Through the implementation of this behavioral paradigm, the researchers effectively established the crucial involvement of the dorsal CA1 region of the hippocampus in individual recognition. Notably, when the CA1 region was suppressed using a neuroinhibitor, the subject mouse exhibited an inability to differentiate its neighbor. Additionally, the IBS-CCS team employed a two-photon imaging technique enabling real-time observation of neural cell activity within the deep brain regions. This advanced imaging technique facilitated the identification of specific neuronal cells within the hippocampal CA1 region that were responsible for recognizing individual mice. By linking the functional manipulation of the CA1 region with the observed changes in neural cell activity, the researchers solidified the role of this brain region in individual recognition processes.

This finding was a notable extension of prior research, which has suggested that the dorsal CA2 region of the hippocampus is the key brain region for social memory, while indicating that the dorsal CA1 region lacks a substantial role.

In the past, scientists held the belief that social memories in rodents were transient, with no capacity for long-term memory formation regarding individual subjects. Nevertheless, the recent study conducted by the IBS-CCS has conclusively shown that mice are capable of forming enduring, long-term memories about specific individuals. This groundbreaking research challenges the previous notion and highlights the remarkable ability of mice to retain memories of individual subjects over extended periods.

According to Dr. Lee Doyun, the lead researcher of this study, the team has achieved a groundbreaking revelation by unveiling how our brains encode and retain value-based information about others, acquired through positive or negative interactions. This discovery holds profound significance as it sheds light on the intricate role our brains play in forming and nurturing human relationships through diverse social exchanges. Dr. Lee's statement underscores the study's contribution towards a deeper understanding of the neural mechanisms underlying social interactions and their impact on the development of interpersonal connections.

Moreover, the research team has made an additional discovery regarding the existence of distinct neurons within the hippocampal CA1 region of the subject mouse. These neurons are responsible for processing positive information linked to various individual mice.

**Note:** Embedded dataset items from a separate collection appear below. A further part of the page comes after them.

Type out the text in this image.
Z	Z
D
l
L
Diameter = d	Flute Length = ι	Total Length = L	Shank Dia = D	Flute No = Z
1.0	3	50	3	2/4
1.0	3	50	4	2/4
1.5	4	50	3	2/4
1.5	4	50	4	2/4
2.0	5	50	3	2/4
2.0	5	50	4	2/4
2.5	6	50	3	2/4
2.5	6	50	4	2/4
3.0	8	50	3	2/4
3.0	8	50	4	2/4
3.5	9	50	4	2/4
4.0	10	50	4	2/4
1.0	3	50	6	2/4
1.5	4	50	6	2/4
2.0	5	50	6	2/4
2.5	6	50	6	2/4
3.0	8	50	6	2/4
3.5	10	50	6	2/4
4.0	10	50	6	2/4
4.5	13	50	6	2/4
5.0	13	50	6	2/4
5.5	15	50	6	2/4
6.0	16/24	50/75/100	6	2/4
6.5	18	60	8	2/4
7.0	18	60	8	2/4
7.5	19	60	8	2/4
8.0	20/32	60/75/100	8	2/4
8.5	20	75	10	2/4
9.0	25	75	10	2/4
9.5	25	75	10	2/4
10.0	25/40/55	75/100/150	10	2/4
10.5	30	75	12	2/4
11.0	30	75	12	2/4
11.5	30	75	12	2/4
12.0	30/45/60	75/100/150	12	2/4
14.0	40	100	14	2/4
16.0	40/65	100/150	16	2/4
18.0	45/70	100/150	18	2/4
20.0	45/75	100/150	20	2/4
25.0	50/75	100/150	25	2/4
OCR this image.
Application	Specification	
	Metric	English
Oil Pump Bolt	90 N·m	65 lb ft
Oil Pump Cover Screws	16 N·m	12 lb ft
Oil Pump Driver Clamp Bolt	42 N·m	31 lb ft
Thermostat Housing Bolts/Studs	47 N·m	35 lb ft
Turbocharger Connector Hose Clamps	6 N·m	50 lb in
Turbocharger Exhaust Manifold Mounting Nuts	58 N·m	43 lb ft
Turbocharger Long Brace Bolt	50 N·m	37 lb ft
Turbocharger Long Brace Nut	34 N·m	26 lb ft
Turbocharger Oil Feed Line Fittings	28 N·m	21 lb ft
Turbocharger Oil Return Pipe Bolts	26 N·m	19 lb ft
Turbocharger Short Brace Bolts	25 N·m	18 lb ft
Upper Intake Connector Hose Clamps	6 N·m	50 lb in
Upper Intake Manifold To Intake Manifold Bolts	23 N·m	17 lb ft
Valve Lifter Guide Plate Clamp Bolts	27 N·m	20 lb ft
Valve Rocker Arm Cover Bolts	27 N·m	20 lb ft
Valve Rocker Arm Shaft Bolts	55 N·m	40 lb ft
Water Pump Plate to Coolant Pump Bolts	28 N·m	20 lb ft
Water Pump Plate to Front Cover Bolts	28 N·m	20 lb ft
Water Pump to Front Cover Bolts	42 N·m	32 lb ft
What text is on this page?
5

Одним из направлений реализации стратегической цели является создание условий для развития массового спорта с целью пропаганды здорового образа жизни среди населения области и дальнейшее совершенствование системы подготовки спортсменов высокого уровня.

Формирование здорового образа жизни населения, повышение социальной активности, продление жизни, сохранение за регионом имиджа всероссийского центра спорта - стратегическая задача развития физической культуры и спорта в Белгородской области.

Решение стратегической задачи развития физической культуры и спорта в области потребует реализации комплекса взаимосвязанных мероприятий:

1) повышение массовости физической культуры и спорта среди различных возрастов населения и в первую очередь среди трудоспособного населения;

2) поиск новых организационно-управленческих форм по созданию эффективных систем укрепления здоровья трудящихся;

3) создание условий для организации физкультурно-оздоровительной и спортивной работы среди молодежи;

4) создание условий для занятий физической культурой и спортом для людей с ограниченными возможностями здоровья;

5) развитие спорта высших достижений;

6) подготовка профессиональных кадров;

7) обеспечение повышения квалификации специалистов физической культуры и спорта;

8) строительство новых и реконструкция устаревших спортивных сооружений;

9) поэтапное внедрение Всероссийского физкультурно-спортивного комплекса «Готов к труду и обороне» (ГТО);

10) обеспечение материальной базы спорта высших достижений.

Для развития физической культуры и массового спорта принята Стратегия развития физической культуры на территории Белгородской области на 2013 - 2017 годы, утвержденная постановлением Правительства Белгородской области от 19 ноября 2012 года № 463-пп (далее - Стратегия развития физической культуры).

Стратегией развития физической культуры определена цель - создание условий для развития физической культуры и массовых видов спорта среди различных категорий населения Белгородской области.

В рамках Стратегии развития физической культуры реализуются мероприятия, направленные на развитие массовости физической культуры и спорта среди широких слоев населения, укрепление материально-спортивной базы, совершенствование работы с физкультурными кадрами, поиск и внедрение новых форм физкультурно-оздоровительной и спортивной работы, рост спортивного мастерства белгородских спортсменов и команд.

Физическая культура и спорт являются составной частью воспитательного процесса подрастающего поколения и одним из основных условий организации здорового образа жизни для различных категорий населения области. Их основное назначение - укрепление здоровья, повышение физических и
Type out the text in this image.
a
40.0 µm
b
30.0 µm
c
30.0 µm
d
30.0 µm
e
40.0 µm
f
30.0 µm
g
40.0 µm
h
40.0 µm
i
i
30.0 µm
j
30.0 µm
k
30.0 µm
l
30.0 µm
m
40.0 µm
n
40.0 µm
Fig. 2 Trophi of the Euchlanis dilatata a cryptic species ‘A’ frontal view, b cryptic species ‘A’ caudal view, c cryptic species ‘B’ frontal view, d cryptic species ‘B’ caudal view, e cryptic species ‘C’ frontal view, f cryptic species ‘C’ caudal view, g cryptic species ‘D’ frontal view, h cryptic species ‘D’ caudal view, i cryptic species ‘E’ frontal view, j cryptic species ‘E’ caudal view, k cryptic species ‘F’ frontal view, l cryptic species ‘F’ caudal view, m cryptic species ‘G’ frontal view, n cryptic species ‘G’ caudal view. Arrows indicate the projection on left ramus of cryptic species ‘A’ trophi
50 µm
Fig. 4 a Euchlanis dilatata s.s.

This finding highlights an integral aspect of social relationship formation, which involves attributing positive or negative value to social interactions with others and subsequently updating that valuation. For instance, when establishing a friendship with a specific individual, it becomes crucial to evaluate the degree of enjoyment and reward derived from engaging with them.

The identified CA1 neurons displayed a heightened response when the subject mouse encountered individuals associated with rewards. Notably, this specific response linked to reward expectations was not observed when the subject mouse was exposed to odors unrelated to social interactions, such as citral or butanol. These findings strongly suggest that the hippocampal CA1 region plays a pivotal and selective role in the establishment of associative social memories. The results imply that this brain region is specifically involved in encoding and storing information related to social interactions that are associated with positive outcomes.

The aspiration is that this newfound revelation may ultimately offer a viable remedy for diverse brain disorders that impede the ability to establish social connections.

Dr. Lee highlights that their findings hold the potential to contribute towards comprehending and suggesting therapeutic approaches for mental disorders like autism. These conditions often manifest irregularities in brain functions associated with memory processing and the comprehension of information pertaining to others. By leveraging the insights gained from their research, Dr. Lee suggests that their results could be utilized to develop effective treatment methods tailored to address such cognitive abnormalities in mental disorders.